My name is Maritza Lopez, and I am a second-year transfer student at UCLA, pursuing a B.A. in Art History. I am interested in engaging arts in education geared towards individuals across different communities, whether they are currently incarcerated, formerly incarcerated, system impacted, homeless, or have had other experiences that might exclude them from access to the arts.
As a former member of the LA County Arts Ed Collective's Youth Advisory Council, I had the privilege of working alongside many unique individuals from different Los Angeles school districts. I had the chance to hear the personal narratives of those individuals and the impact the arts had on them. In my own life, the arts had a huge impact. When I was 12 years old, I took an elective class in middle school to rest my mind from barriers and challenges I faced. I was trying to understand where I belong as a first generation, system-impacted woman of color. I did not have many role models, in any area, but I especially had few guides in the arts. Because of my own positive experience with the arts, I hope to inspire and create the skills more accessible for all marginalized and underrepresented communities. In fact, one day I hope to work in art spaces and focus on arts in education throughout LA County.

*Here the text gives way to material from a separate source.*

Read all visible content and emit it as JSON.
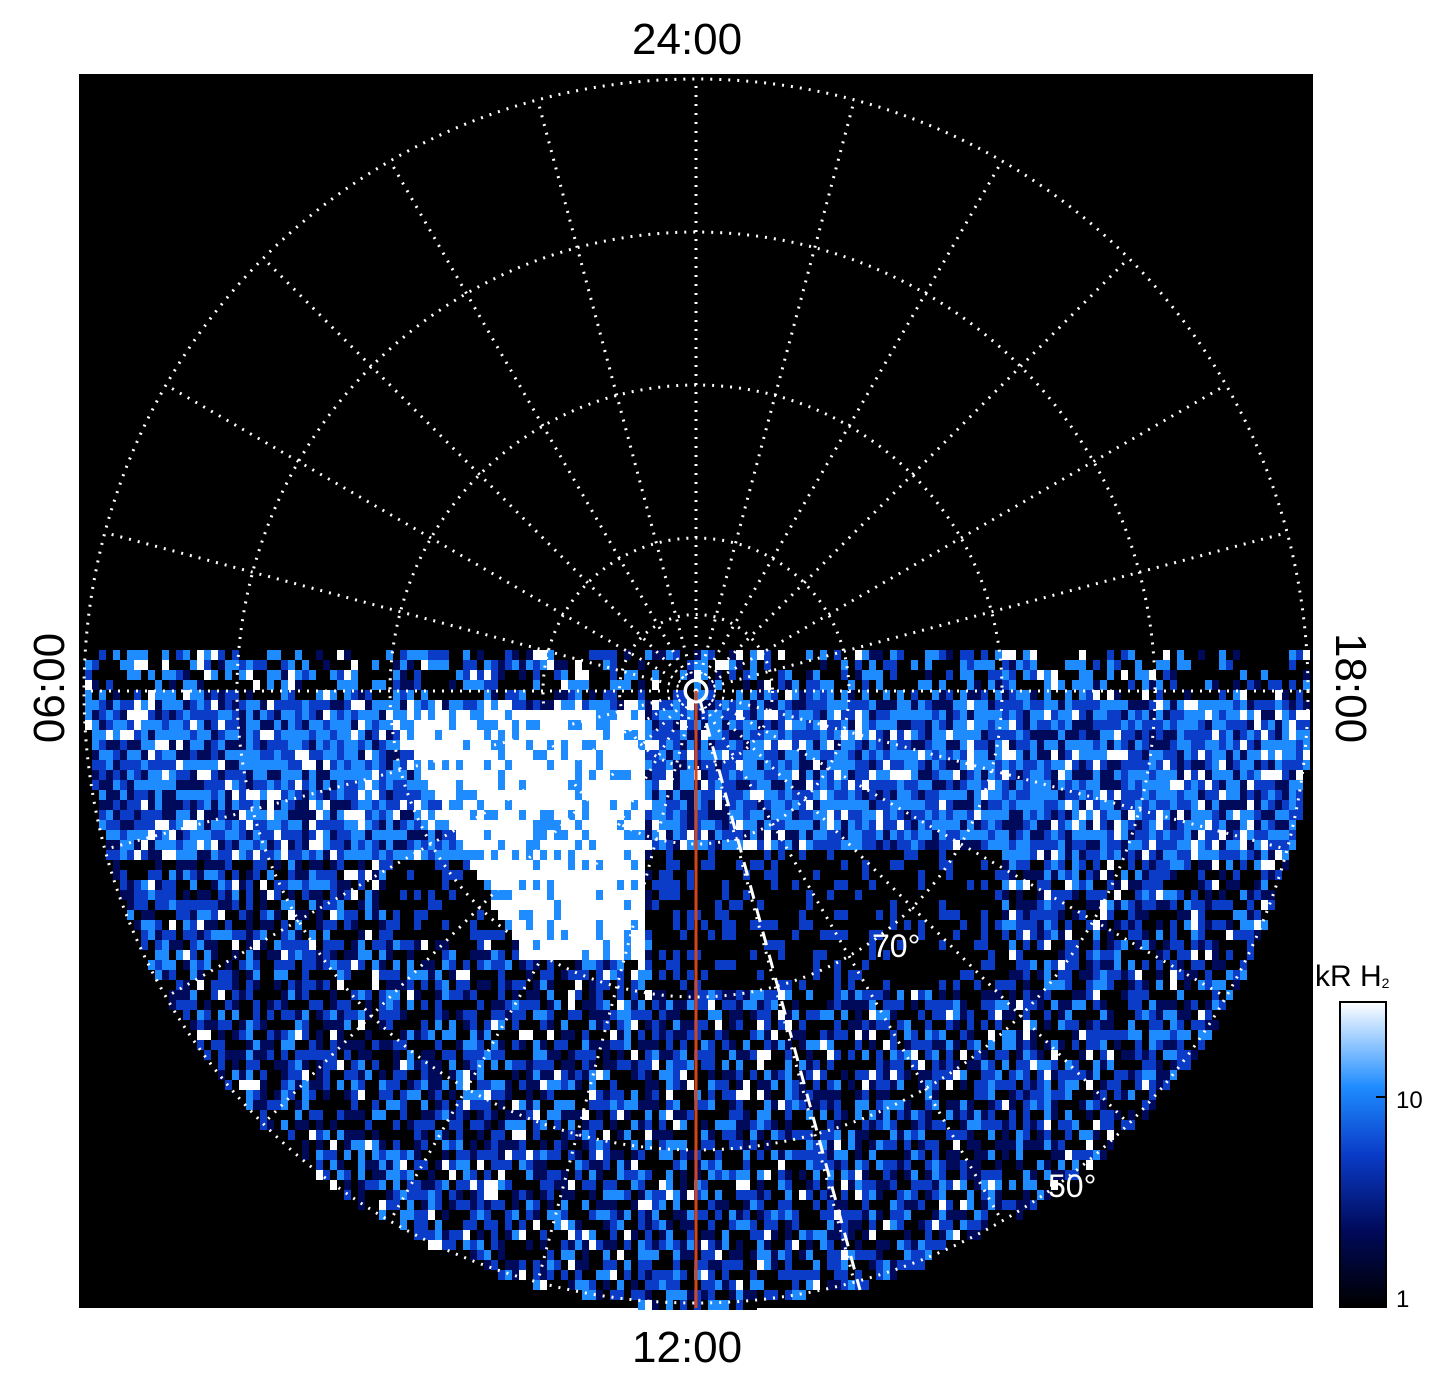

I am currently involved with Bruin Underground Scholars and McKinney- Vento Scholars Program at UCLA. The Bruin Underground program fosters a prison-to-school pipeline by cultivating a healthy community and pathway for formerly incarcerated, and system impacted individuals to thrive in higher education. McKinney-Vento Scholars serve students who are once houseless, currently homeless, or are housing insecure. We aim to foster academic success among McKinney-Vento students by providing community, case management, and support with basic needs. I am involved in both programs because I get the chance to share my experience with students and many more individuals whose identities are similar to my own. I've learned that the challenges we all face are different, but that we can all remain hopeful when we build communities for one another.
I have a personal relationship with incarcerated youth – my sibling is serving time in prison. His experience is further impacted by the COVID-19 crisis we are currently facing. As a direct result of the pandemic, there has been less time to speak to my sibling on the phone, and there is less time for him to go to the prison yard, prison-canteen, and prison-store. He spends 22 hours inside a cell. We talk about lockdowns and social distancing, but for the past eight years, this has been a daily experience for my brother.
It’s important to educate others and acknowledge the issue of folks who are currently incarcerated. This pandemic has limited programs and resources nationwide in prisons, including resources that help individuals earn degrees and take courses, opportunities to meet with counselors, and access to programs in the arts. These arts programs should be accessible to youth around LA County, including those who are incarcerated, because the arts can and do change peoples’ lives. The arts help us create retention programs that can help individuals find passion, create experiences, find networks, and build career pathways—overall fostering a safe space for diverse individuals from all spectrums of life.
Art and creativity are always a part of my life, whether I am handling social media flyers, co-hosting events, building workshops, etc. I can use arts in a social justice-oriented manner, which helps my mind rest. Ten years after my first experience with the arts, I still have arts incorporated into my life, and I can still see it as a path forward.